Puis s'adressant à son cheval :

-Toi je vais te laisser là. Tu sauras toujours me retrouver, mon bon Pacha !

Pacha se met à arracher des touffes d'herbe tandis que son maître s'éloigne de lui. La forêt bruisse de milliers de bruits mystérieux. Les feuilles des arbres accrochent des reflets d'argent, brillent de mille éclats. Ce serait presque aveuglant… Aveuglant ! L'homme vient de comprendre : Lorsque la monture de la belle cavalière boit dans le reflet de la lune, ils ne peuvent voir, ni l'un ni l'autre, quelqu'un arrivant sous l'eau ! Oui mais l'épée dans tout ça ? "D'ailleurs une épée, ne sert pas qu'à se battre…", lui a suggéré le nain.

Le Val sans Retour ! Il y est enfin… Malgré l'épée lui donnant quelque assurance, l'homme hésite et se coule dans la végétation qui entoure le plan d'eau. La lumière lunaire se reflète sur les schistes pourpres du lac. Un éclat de terre plus blanc attire son attention :

- Là-bas ! C'est là-bas qu'elle mènera sa monture.

L'homme vient de remarquer un endroit ouvert sur l'eau. Lentement, il s'approche de l'endroit, écartant de ses mains quelques roseaux pour se glisser dans l'eau fraîche.

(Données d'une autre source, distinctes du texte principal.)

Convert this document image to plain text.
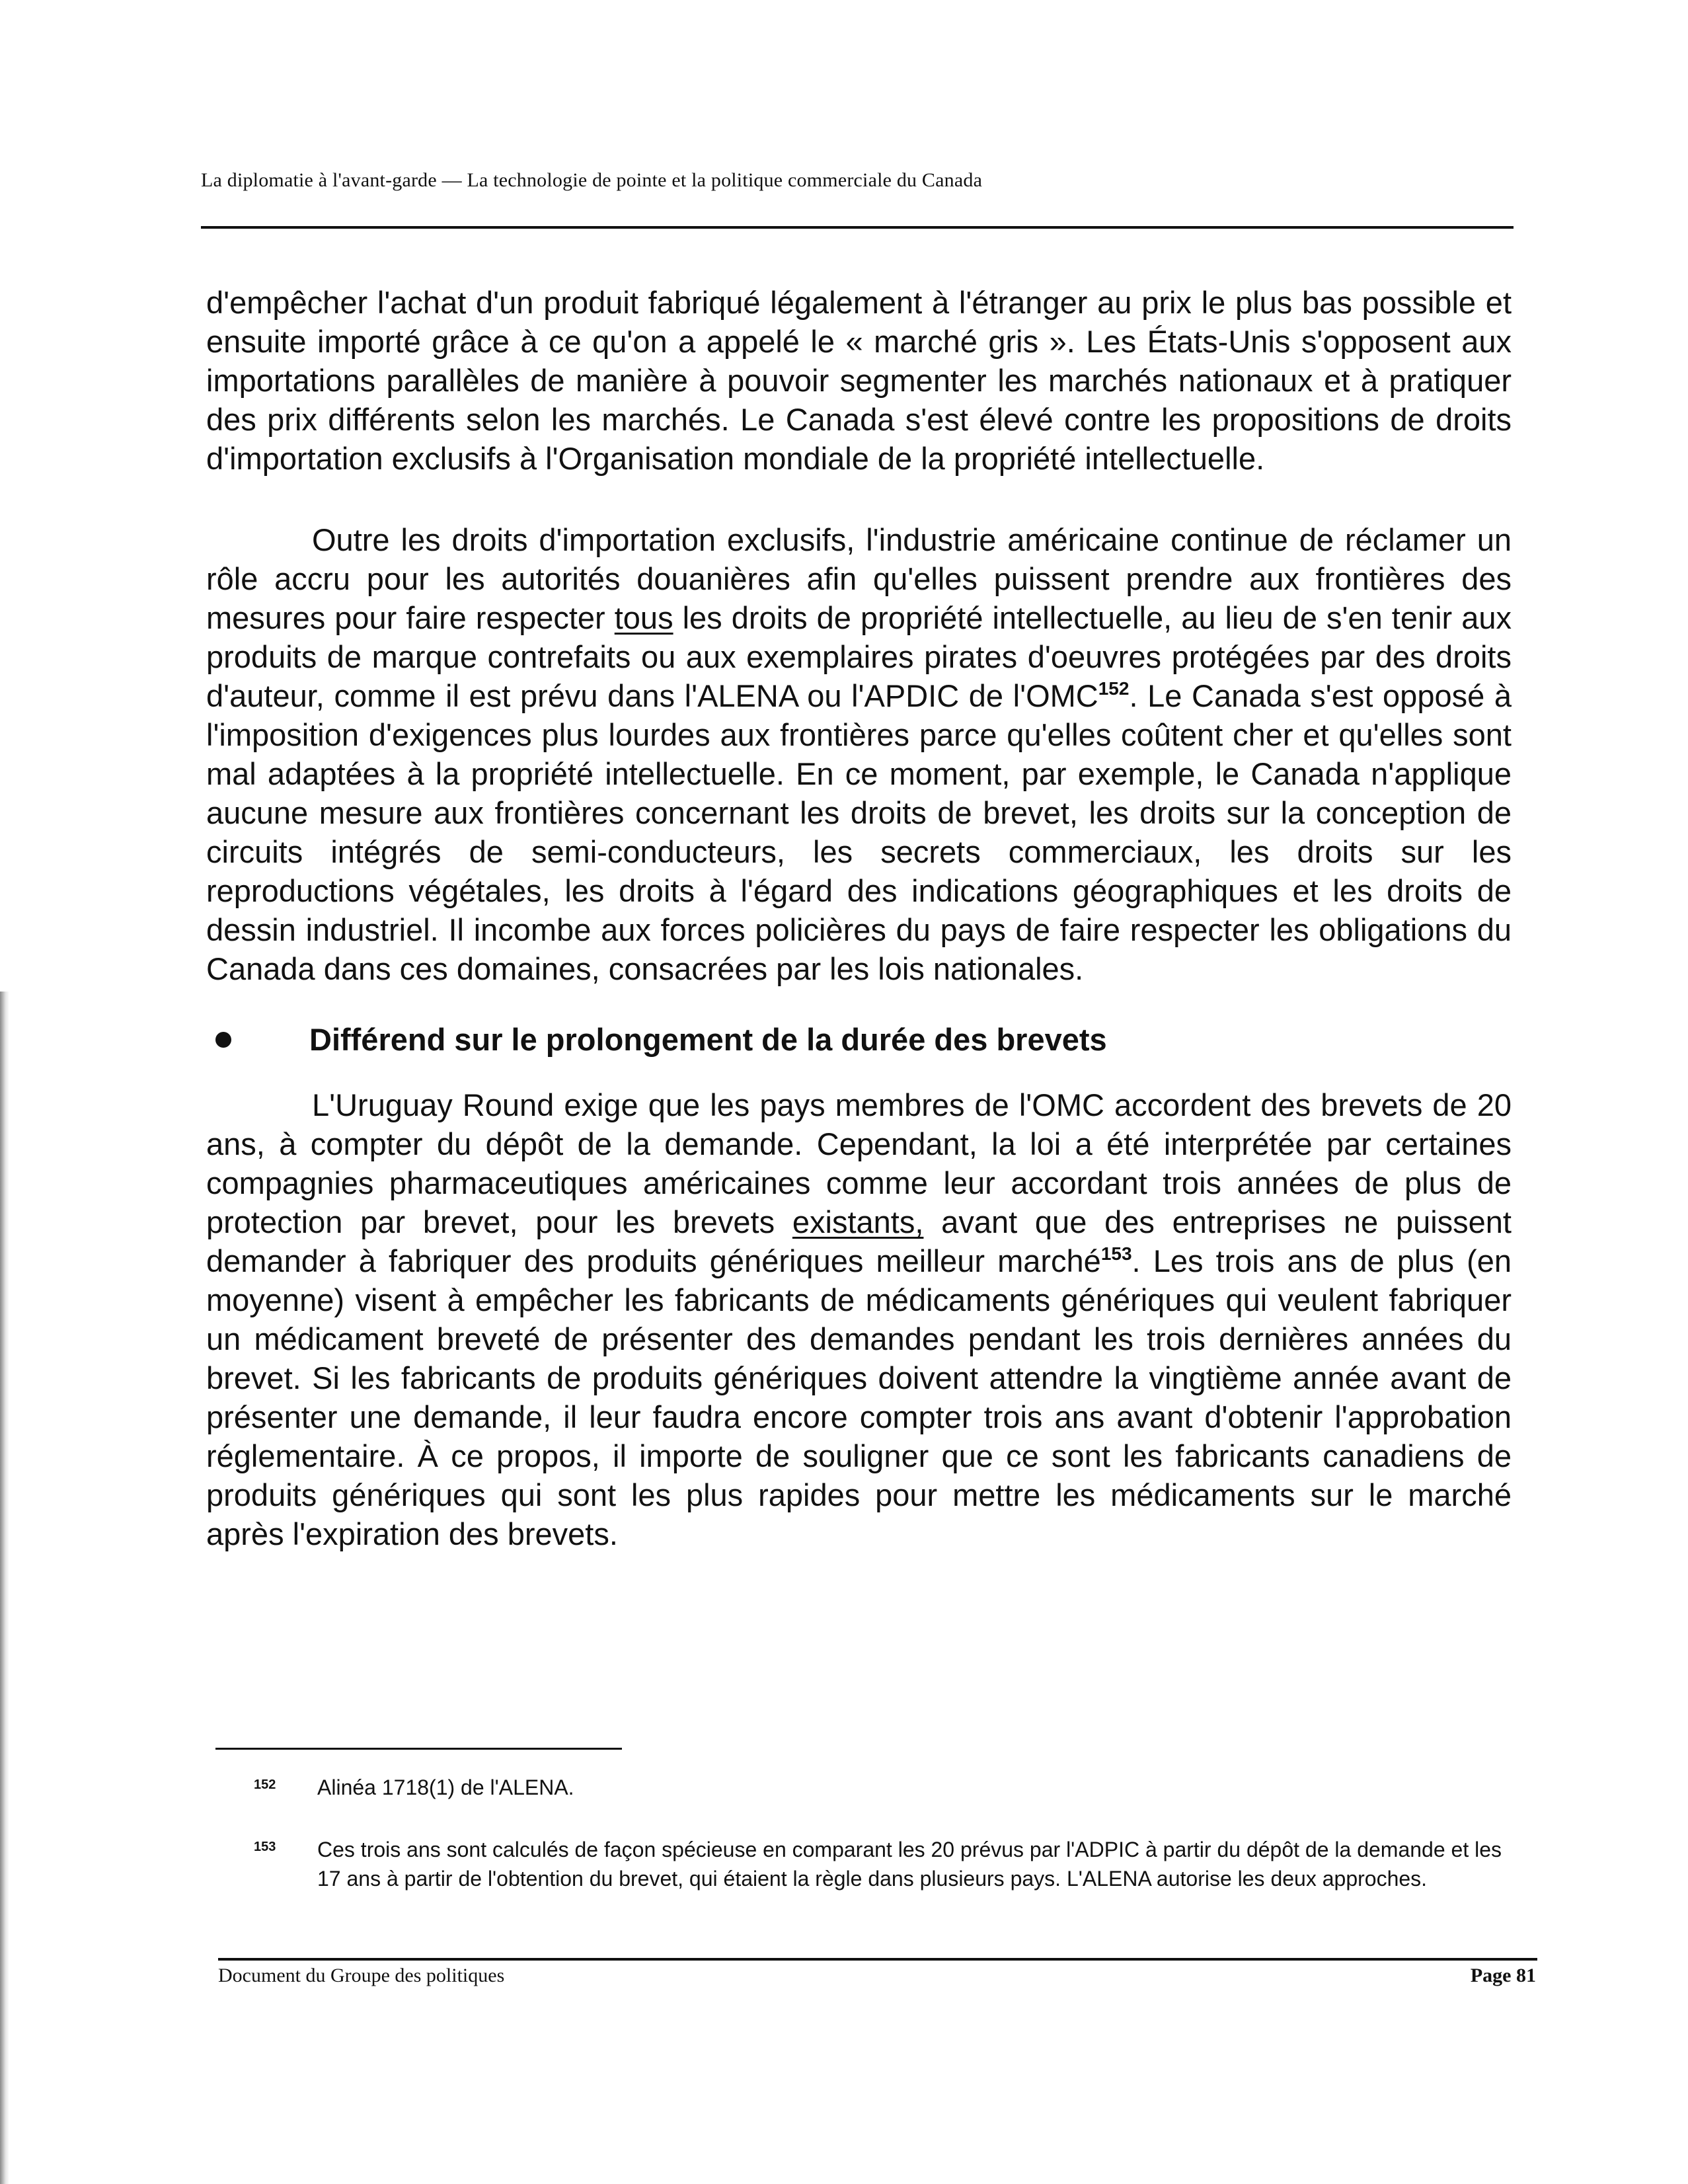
La diplomatie à l'avant-garde — La technologie de pointe et la politique commerciale du Canada

d'empêcher l'achat d'un produit fabriqué légalement à l'étranger au prix le plus bas possible et ensuite importé grâce à ce qu'on a appelé le « marché gris ». Les États-Unis s'opposent aux importations parallèles de manière à pouvoir segmenter les marchés nationaux et à pratiquer des prix différents selon les marchés. Le Canada s'est élevé contre les propositions de droits d'importation exclusifs à l'Organisation mondiale de la propriété intellectuelle.

Outre les droits d'importation exclusifs, l'industrie américaine continue de réclamer un rôle accru pour les autorités douanières afin qu'elles puissent prendre aux frontières des mesures pour faire respecter tous les droits de propriété intellectuelle, au lieu de s'en tenir aux produits de marque contrefaits ou aux exemplaires pirates d'oeuvres protégées par des droits d'auteur, comme il est prévu dans l'ALENA ou l'APDIC de l'OMC$^{152}$. Le Canada s'est opposé à l'imposition d'exigences plus lourdes aux frontières parce qu'elles coûtent cher et qu'elles sont mal adaptées à la propriété intellectuelle. En ce moment, par exemple, le Canada n'applique aucune mesure aux frontières concernant les droits de brevet, les droits sur la conception de circuits intégrés de semi-conducteurs, les secrets commerciaux, les droits sur les reproductions végétales, les droits à l'égard des indications géographiques et les droits de dessin industriel. Il incombe aux forces policières du pays de faire respecter les obligations du Canada dans ces domaines, consacrées par les lois nationales.

Différend sur le prolongement de la durée des brevets

L'Uruguay Round exige que les pays membres de l'OMC accordent des brevets de 20 ans, à compter du dépôt de la demande. Cependant, la loi a été interprétée par certaines compagnies pharmaceutiques américaines comme leur accordant trois années de plus de protection par brevet, pour les brevets existants, avant que des entreprises ne puissent demander à fabriquer des produits génériques meilleur marché$^{153}$. Les trois ans de plus (en moyenne) visent à empêcher les fabricants de médicaments génériques qui veulent fabriquer un médicament breveté de présenter des demandes pendant les trois dernières années du brevet. Si les fabricants de produits génériques doivent attendre la vingtième année avant de présenter une demande, il leur faudra encore compter trois ans avant d'obtenir l'approbation réglementaire. À ce propos, il importe de souligner que ce sont les fabricants canadiens de produits génériques qui sont les plus rapides pour mettre les médicaments sur le marché après l'expiration des brevets.

152 Alinéa 1718(1) de l'ALENA.
153 Ces trois ans sont calculés de façon spécieuse en comparant les 20 prévus par l'ADPIC à partir du dépôt de la demande et les 17 ans à partir de l'obtention du brevet, qui étaient la règle dans plusieurs pays. L'ALENA autorise les deux approches.
Document du Groupe des politiques	Page 81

- Les roseaux, l'épée… C'est donc ça !

En silence, il coupe quelques tiges et les passe à sa ceinture. Il frissonne : La froideur de l'eau autant que la crainte, celle de l'inconnu, du doute aussi : Et si ce nabot n'était pas Merlin ? Doit-il croire la première personne entrevue dans cette forêt ? Et si, et si… D'ailleurs, il ne l'a pas vue cette belle cavalière ! La cavalcade : Pourquoi pas la fuite d'un cerf effarouché ? Dans le cas contraire, sans doute est-elle également perdue au cœur de Brocéliande et tout comme lui, cherche-t-elle une hypothétique sortie ! Ou alors n'est-elle que le fruit de l'imagination de quelques farfadets et autres habitants des lieux. La forêt ne serait-elle pas alors seulement un repaire de brigands ?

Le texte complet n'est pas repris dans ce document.